How a Raven Wooed a Tomtit

An Estonian fairy tale, this version is from Tales of The Amber Sea, compiled and translated by Irina Zheleznova in 1974.

Once there was a Raven who fell in love with a Tomtit and badly wanted to marry her. Now, for her part, the Tomtit liked the Raven, too, so she invited him to her house and began regaling him with food and drink.

“Why are you so small?” the Raven asked.

“I’m not yet fully grown,” the Tomtit replied.

“You’re not?” the Raven said, pleased. “Then that means you’ll grow bigger, doesn’t it?”

“Of course!” the Tomtit said. “How could it be otherwise?”

They ate and they drank, and the Tomtit felt so bored that she could not keep back a yawn.

“Tell me something interesting,” said she to the Raven. “if you don’t, I’ll fall asleep.”

“I know many interesting things,” said the Raven. “There is a village beyond the forest. My uncle flew there once and saw a bean stalk there. So tall was this bean stalk that a snail could crawl up it to the very clouds and hide there from the heat.”

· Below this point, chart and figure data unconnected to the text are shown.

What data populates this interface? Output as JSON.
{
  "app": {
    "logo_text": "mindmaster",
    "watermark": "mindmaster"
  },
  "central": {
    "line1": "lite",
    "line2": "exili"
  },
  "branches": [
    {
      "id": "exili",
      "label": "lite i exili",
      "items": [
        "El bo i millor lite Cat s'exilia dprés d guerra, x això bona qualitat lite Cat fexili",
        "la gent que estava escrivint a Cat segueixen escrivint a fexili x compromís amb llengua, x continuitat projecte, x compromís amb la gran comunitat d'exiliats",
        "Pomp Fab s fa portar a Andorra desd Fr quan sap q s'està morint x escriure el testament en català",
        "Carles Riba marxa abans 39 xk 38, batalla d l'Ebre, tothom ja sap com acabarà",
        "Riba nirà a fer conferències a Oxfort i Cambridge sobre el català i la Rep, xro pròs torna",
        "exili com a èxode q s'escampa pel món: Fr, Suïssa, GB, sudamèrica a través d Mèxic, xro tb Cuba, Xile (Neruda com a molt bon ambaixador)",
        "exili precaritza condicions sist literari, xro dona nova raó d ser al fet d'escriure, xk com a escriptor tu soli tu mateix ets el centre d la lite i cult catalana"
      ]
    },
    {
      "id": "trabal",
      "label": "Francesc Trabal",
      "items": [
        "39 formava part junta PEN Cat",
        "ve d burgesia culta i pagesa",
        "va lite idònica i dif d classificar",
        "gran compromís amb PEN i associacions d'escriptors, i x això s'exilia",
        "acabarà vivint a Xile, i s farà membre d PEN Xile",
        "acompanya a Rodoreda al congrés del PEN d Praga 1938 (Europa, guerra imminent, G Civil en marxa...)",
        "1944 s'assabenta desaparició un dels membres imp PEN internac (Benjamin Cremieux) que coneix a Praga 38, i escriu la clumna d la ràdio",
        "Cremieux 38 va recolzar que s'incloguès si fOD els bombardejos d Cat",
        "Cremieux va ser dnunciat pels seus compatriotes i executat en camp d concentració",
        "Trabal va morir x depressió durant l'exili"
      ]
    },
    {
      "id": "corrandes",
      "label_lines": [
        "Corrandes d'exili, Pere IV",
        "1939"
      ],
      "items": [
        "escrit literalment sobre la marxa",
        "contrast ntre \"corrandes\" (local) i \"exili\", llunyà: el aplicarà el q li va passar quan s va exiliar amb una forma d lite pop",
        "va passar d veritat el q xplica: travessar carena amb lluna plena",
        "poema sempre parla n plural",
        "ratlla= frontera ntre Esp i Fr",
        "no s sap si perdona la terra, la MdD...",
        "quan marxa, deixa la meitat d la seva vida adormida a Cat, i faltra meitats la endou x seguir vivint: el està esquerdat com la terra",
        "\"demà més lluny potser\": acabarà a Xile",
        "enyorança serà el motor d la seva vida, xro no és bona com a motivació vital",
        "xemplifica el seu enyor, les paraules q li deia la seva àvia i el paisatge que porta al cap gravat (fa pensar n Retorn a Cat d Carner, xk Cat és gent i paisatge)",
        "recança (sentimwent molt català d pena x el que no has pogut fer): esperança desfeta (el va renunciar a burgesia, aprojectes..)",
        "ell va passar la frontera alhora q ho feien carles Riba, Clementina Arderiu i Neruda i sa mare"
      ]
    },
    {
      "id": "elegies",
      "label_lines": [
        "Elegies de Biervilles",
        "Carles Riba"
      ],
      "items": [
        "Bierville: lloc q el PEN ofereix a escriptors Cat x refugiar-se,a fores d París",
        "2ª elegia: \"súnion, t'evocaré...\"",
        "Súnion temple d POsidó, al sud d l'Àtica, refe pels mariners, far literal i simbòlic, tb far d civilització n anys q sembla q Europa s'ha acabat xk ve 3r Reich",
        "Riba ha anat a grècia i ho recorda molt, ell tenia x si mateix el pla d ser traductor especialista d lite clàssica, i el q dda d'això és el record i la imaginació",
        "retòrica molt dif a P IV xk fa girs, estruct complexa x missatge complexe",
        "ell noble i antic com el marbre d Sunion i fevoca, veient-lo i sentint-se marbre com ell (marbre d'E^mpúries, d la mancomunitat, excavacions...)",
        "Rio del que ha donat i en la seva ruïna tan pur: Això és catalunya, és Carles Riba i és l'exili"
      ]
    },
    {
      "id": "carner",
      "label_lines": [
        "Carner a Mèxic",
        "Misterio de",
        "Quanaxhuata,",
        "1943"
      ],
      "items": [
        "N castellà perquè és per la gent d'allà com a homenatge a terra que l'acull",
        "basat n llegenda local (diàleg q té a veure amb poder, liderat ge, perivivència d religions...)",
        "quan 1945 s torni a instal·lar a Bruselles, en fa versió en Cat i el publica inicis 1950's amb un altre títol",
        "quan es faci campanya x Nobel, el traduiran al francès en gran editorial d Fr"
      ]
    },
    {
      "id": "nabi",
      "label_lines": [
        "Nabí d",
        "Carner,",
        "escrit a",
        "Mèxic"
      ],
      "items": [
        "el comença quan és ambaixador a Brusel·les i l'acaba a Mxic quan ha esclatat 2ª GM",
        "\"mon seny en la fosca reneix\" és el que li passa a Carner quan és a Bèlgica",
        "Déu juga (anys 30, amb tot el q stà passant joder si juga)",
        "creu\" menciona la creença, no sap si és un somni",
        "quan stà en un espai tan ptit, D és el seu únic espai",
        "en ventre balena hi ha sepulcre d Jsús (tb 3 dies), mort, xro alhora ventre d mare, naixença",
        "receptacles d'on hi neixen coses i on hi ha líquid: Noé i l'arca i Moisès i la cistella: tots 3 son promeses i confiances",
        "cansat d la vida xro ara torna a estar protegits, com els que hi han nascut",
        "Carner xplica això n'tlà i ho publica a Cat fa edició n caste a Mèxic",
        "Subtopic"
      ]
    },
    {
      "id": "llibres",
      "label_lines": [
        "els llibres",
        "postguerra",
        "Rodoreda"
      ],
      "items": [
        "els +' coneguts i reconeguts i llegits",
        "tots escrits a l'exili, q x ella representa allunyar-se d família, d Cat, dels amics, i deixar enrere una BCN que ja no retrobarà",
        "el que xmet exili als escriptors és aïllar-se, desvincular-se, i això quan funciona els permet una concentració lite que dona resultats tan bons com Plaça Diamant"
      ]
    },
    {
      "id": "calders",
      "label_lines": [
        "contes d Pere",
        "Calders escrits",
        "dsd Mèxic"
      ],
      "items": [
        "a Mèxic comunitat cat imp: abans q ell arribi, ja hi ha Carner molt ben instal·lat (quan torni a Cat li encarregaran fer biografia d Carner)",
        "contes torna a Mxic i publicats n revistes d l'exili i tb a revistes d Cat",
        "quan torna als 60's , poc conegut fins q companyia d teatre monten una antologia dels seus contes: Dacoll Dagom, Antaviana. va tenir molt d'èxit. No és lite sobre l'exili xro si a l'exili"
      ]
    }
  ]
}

“That’s nothing!” said the Tomtit. “The year before last I saw a bean stalk so tall that a cricket climbed up it to the sky and lighted his pipe at the sun.”

The Raven thought hard. He wanted very much to think of something interesting.

“I’ve just remembered something!” said he. “Three years ago such a strong wind rose in this same village beyond the forest that the people there grew accustomed to crawling on all fours. Half a year passed before they went back to walking in the old way again.”

“That’s nothing!” the Tomtit said. “Five years ago the wind was even stronger. So fast did the arms of the windmills turn that you could hardly see them.”

The Raven thought hard again. He was very eager indeed to think of something still more interesting.

“I’ve just remembered something!” said he. “Ten years ago the frost was so fierce that all the spruce trees in teh forest cracked from top to bottom.”

“That’s nothing!” said the Tomtit, standing her ground. “Twelve years ago when I bade my third brood of fledgelings goodbye the frost was even fiercer. Why, the women’s hands froze to the dough they were kneading, and the pots on the stoves boiled at one end and were covered with ice at the other.”

The Raven looked toubled.

“Anything might have happened in the old days,” he brought out at last with a sigh. And saying that he would be right back, he left the house and flew away.

He did not know if there had ever been a bean stalk as tall as the Tomtit had said or a frost as fierce, but surely his bride was too old for him if she had seen the for her own self!